Los debates sobre la fortaleza de la democracia latinoamericana remiten, por lo general, a figuras recurrentes que se le contraponen: fisuras, grietas y quiebres. Con todas ellas, ciertamente, se pretende representar el estado coyuntural del orden democrático en la región, muchas veces suponiendo que dicho orden puede alcanzar en algún momento cierto tipo de plenitud, logrado hace décadas ya al otro lado del Atlántico. Pero este tipo de diagnóstico, ¿no termina por desconocer que la democracia es un entramado de fuerzas y sentidos, que tiene un devenir cuya concreción definitiva es siempre diferida? Quizás el precio de aceptar lo anterior implique quedar perplejos frente a lo obvio, a saber, que la democracia está constitutivamente fisurada, agrietada y, por qué no, quebrada; que es un proyecto en permanente construcción.

Lo anterior, sin embargo, no puede llevarnos a soslayar una encrucijada de las democracias de la región en la actualidad. El desencanto por y frente a la política, las propuestas antipolíticas desde el área de luchas por el poder y, en definitiva, el llamado a la resolución técnica y aséptica de los problemas que acucian a todo el subcontinente, tienen en estos tiempos bríos, ya no novedosos pero sí inusitados que son más que preocupantes. No se trata solo de pensar, como lo sugirió hace un par de años Pablo Stefanoni, por qué la rebeldía es hoy de derecha, sino que se trata, también, de reflexionar acerca de la emergencia y actual vigencia de liderazgos y propuestas políticas que habitan cómoda, aunque paradójicamente, una opción política en nombre de la antipolítica.

Es que actualmente, al menos en Argentina, parecen escasear las soluciones de corte progresista al pedido generalizado de desmantelamiento de la producción interna y la política social (y que, valga decirse, se exige en nombre de terminar con el “populismo”, en tanto sinónimo de irresponsabilidad fiscal y demagogia). A lo anterior se le suma la esterilidad de la izquierda y la centroderecha más moderada para darle a sus propias sociedades opciones políticas que no profundicen el descreimiento en las acciones colectivas e incluyentes y para hacerle frente a problemas tan urgentes como la inflación y la inseguridad.

Pese a esto, no deja de ser preocupante la creciente presencia de fuerzas políticas que llaman a minar el poder estatal desde adentro, compitiendo institucionalmente bajo la consigna del “Estadocidio” y de terminar con quienes -se supone- viven de él. En la actual coyuntura latinoamericana, es importante ir más allá de los contenidos que, en apellidos como Milei, Katz o Hernández, entre muchos más, encarnan una misma lógica y apuesta, y que se alimenta de una desafección de lo colectivo y de un rechazo generalizado a una salida organizada a las disyuntivas sociales y económicas que castigan la región, muchas de ellas profundizadas en la Pandemia. Esta paradoja de luchar por el poder del Estado en nombre de su fin, para hacerlo implosionar no es tampoco algo nuevo. Muchas de las indagaciones sobre el thatcherismo inglés de los años ochenta del siglo pasado, por poner un solo ejemplo, hacen hincapié en una dolorosa, aunque palpable posibilidad: que el rechazo a la contención estatal de la “cuestión social” pueda devenir en un sentido común, una victoria hegemónica de la cual resulta muy difícil salir. En Argentina el revival apologético del menemismo, en pleno 2023, es un síntoma claro de este preocupante panorama.
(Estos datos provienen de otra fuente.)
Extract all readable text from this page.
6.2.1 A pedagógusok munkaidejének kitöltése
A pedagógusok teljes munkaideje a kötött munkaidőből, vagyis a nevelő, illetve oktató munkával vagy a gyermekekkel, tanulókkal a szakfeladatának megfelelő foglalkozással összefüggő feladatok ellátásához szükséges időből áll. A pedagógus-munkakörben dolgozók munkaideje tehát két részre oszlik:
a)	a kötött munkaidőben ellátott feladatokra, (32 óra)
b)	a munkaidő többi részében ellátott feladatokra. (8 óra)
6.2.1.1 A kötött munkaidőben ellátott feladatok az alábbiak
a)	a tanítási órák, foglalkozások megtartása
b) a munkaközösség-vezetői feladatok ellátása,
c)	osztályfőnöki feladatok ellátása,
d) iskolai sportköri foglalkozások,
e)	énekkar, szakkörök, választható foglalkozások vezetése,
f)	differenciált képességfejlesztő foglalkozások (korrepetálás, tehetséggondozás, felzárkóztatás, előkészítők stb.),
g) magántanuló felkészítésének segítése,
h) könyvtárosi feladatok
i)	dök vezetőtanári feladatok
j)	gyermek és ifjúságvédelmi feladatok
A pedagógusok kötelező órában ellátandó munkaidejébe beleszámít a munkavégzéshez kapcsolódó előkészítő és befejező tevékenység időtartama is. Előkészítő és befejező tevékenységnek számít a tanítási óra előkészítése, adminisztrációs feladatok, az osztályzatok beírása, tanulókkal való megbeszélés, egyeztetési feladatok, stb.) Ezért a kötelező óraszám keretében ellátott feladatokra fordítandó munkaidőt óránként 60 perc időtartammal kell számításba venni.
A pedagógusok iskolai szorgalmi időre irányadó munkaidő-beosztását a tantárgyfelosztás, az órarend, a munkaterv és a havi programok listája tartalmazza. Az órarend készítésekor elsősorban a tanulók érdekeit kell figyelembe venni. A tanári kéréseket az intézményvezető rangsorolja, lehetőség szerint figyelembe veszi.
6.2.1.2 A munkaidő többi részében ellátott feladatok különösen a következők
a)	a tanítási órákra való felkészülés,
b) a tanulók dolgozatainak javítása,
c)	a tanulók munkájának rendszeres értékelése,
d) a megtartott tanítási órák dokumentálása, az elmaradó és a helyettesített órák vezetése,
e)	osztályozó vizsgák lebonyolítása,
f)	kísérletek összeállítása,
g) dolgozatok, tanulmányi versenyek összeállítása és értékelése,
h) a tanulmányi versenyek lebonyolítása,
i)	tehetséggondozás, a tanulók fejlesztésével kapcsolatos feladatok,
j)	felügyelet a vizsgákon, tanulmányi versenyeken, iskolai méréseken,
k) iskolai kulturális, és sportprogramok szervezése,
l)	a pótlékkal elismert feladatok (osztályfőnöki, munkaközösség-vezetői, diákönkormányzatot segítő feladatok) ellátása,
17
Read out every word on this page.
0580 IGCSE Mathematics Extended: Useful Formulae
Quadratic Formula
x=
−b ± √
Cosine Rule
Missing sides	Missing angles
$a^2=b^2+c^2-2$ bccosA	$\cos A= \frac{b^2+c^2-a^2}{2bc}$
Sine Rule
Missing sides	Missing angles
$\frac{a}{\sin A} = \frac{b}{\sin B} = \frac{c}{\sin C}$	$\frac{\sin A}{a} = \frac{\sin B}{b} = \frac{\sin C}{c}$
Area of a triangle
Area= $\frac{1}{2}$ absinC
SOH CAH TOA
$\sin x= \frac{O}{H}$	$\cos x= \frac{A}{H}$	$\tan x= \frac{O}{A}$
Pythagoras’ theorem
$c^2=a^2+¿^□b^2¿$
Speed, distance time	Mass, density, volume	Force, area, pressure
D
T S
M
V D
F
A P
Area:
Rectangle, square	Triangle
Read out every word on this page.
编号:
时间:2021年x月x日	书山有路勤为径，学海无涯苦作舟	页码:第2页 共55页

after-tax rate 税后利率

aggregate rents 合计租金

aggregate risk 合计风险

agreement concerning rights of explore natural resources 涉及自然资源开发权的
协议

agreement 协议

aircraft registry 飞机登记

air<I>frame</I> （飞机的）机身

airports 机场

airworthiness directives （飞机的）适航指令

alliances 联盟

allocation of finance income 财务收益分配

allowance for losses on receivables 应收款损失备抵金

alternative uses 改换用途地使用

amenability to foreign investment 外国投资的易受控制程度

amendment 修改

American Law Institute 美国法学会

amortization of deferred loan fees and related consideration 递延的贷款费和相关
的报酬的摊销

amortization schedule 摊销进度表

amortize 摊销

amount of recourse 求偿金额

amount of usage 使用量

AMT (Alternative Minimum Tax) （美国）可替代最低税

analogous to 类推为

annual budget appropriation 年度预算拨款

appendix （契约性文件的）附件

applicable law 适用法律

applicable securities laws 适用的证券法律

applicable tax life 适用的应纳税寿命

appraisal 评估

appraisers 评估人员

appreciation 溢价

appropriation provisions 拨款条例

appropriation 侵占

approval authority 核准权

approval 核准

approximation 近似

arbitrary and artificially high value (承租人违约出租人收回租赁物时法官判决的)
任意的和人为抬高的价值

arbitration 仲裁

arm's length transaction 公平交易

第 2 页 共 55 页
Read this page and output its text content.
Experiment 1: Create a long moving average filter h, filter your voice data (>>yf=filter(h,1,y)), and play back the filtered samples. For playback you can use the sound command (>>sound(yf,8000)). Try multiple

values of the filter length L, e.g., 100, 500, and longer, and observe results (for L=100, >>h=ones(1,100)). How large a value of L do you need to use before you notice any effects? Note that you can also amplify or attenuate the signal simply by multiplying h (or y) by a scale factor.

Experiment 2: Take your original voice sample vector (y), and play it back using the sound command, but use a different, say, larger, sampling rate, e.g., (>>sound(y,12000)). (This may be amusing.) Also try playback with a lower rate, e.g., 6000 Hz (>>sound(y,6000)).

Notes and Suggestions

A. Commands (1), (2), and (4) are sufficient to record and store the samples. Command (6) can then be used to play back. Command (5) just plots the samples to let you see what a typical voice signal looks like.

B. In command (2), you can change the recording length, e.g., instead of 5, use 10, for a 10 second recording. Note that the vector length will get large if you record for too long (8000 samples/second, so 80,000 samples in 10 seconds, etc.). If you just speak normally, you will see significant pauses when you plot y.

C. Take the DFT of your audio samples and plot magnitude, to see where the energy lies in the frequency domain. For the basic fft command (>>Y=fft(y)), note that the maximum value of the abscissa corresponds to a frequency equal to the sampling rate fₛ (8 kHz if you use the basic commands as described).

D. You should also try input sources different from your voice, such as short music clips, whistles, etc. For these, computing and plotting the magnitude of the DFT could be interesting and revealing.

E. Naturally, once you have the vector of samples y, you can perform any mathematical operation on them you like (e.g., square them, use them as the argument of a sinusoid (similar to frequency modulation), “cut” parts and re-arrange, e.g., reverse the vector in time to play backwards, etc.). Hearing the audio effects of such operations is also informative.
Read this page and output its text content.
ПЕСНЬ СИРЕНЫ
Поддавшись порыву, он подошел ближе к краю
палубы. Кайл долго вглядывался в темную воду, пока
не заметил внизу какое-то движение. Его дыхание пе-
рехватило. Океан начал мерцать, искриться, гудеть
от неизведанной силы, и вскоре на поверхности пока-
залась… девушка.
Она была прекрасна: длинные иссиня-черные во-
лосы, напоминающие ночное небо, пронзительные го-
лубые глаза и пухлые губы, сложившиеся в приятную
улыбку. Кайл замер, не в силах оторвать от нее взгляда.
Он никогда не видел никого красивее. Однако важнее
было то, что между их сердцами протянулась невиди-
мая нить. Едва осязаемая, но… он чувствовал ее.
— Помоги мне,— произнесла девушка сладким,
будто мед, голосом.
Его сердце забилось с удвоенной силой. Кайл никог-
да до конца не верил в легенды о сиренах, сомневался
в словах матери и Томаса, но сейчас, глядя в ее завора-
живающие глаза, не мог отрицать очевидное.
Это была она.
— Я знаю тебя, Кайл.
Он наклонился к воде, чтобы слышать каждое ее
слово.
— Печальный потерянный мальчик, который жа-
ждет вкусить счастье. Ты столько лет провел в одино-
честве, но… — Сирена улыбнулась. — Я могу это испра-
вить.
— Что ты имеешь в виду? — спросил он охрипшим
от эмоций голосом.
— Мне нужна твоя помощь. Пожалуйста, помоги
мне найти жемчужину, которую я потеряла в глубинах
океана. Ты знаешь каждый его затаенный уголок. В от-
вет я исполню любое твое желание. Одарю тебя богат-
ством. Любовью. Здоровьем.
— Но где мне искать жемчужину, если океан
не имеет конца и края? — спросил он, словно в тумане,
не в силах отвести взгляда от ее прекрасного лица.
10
Así, en países como Argentina, Colombia y Perú, en los que se avecinan procesos electorales determinantes, la preocupación no debe estar solo enfocada en los desastres que los energúmenos puedan hacer una vez que tengan el bastón de mando. Lo realmente preocupante es lo que queda después. Porque, para ser honestos, el corolario de estos procesos puede llegar a ser el de la construcción de viejos-nuevos sentidos comunes en la región, y que, quizás, llamarlos neoliberales se quede corto para explicar la capacidad de daño que estas fuerzas antipolíticas pueden desplegar.

De esta manera, si el proyecto democrático está siempre en construcción, sus fisuras constitutivas puede que no sean zanjables pero, qué duda cabe, son más que susceptibles a ser profundizadas.